Oracle beat on the top and bottom line for fiscal Q4 and raised its FY2027 profit outlook, yet the stock fell sharply after-hours on news of a fresh $40 billion debt-and-equity raise to fund its AI buildout. The core tension is now explicit: backlog and demand signals are extraordinary, but the capital intensity and negative cash flow required to capture that demand are escalating faster than investors can comfortably underwrite. This is a credibility test on whether AI contract demand can justify an unprecedented spending ramp.

Bull Case
  • RPO exploded to $638B, up 363% YoY and well above the ~$596B consensus — a backlog of this scale gives multi-year revenue visibility most software peers can only envy.
  • Cloud infrastructure revenue jumped 93% to $5.8B — Oracle is compounding off a small base far faster than the hyperscaler incumbents, validating its OCI positioning in the AI compute race.
  • FY2027 adjusted EPS guidance raised to $8.05, edging past the $8.01 estimate — management is signaling margin confidence even amid the spend.
  • Near-term guidance topped expectations with Q1 revenue growth of 27–29% and EPS above consensus — momentum isn’t a one-quarter artifact.

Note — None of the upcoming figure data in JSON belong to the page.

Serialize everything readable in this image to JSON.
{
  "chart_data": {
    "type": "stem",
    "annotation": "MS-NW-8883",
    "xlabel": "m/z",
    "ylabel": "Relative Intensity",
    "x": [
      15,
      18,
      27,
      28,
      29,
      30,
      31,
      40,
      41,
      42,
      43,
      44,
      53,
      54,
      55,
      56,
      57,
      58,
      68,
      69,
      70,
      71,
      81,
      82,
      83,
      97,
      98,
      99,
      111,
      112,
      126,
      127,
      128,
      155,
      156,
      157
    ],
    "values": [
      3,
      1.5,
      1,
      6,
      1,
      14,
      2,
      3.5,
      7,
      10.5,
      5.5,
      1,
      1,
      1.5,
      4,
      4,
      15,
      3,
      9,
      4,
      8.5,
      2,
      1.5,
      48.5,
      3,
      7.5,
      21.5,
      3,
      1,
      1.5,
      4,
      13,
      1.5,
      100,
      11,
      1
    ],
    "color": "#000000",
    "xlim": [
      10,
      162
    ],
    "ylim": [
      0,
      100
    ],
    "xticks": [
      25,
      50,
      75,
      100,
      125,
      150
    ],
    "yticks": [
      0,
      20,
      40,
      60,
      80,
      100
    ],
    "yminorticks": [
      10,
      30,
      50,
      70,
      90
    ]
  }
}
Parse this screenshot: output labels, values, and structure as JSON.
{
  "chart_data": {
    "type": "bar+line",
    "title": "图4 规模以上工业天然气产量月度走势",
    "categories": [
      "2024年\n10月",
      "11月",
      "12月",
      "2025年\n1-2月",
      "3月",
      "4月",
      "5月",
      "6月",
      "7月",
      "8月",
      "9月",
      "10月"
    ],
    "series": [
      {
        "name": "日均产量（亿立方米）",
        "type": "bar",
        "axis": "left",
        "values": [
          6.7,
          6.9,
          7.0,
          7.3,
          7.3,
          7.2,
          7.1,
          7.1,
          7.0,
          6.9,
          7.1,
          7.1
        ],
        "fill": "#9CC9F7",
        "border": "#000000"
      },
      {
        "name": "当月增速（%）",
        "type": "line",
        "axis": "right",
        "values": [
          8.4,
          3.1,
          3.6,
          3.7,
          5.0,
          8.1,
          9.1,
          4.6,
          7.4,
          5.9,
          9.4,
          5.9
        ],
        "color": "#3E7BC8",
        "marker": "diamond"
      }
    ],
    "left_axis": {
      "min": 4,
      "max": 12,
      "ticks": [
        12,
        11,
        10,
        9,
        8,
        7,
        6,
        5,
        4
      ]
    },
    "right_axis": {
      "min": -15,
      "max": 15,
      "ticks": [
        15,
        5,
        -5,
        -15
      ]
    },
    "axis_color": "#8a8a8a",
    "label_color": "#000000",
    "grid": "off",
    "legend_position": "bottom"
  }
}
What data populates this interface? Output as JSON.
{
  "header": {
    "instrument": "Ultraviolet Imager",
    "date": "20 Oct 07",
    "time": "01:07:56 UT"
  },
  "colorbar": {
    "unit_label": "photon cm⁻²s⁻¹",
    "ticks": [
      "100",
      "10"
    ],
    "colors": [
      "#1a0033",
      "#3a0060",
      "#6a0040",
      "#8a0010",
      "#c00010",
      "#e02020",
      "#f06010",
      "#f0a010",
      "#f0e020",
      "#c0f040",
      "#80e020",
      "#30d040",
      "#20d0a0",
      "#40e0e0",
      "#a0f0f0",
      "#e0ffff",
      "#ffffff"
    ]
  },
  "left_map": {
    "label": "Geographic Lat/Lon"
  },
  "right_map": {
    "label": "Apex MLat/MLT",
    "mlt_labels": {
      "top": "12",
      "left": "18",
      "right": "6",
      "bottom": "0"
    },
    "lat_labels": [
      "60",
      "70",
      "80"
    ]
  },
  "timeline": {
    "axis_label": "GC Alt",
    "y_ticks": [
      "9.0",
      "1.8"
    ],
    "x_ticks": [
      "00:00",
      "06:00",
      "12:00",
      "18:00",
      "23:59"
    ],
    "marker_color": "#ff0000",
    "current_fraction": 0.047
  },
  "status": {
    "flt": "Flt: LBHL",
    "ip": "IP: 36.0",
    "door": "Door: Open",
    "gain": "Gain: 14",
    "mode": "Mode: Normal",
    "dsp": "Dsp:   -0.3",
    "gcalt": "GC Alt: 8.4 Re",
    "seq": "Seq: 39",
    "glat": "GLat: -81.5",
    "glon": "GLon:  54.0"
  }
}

  • Customer GPU prepayments structurally lower Oracle’s capex burden — large AI clients are pre-funding capacity, de-risking part of the buildout and improving capital efficiency versus a pure self-funded model.
Bear Case
  • $40B in new debt-and-equity financing on top of $48B already raised in FY2026 — the market read this as a tacit admission that internal cash can’t fund the ambition, hence the ~10% drop.
  • Negative free cash flow of $23.7B with capex up 162% to $55.7B — Oracle is spending dramatically ahead of cash generation, and FY2027 net capex is guided near $70B.
  • Customer concentration risk: over 50% of RPO is reportedly OpenAI — that headline backlog is dangerously dependent on a single, cash-burning counterparty whose own durability is unproven.
  • Cloud revenue ($9.91B) and OCI both narrowly missed StreetAccount segment estimates, and software revenue fell 2% — the legacy business is flat while the growth engine isn’t quite clearing every bar.
  • Depreciation nearly doubled to $7.62B — today’s capex becomes tomorrow’s earnings drag, pressuring the very margins guidance is leaning on.
Sentiment Pulse
  • Management tone is confidently aggressive — Magouyrk framed bringing ~1 gigawatt of compute online in a single quarter as routine, leaning into scale rather than defending the spend.
  • Analyst reaction is split: Bank of America stays a buyer, while D.A. Davidson’s Gil Luria flagged it as a “mixed quarter” — the bull/bear divide is widening, not resolving.
  • Price action is the clearest tell: a 10% after-hours drop despite a clean beat and raise means the market is now pricing financing risk over fundamentals.
Bottom Line: Oracle has the most compelling AI backlog story in enterprise software and the weakest balance-sheet optics to support it — and right now the market cares more about the second. The beat-and-raise was real, but a 10% drop on a $40B capital raise tells you investors have shifted from rewarding demand to scrutinizing how it’s funded, especially with half the backlog tied to OpenAI. This is a stock for investors with high conviction in the AI compute supercycle and tolerance for years of negative free cash flow; anyone needing balance-sheet discipline or near-term cash generation should stay clear until the financing overhang clears. Watch GPU prepayment trends and OpenAI’s standing — they are now the swing factors on the whole thesis.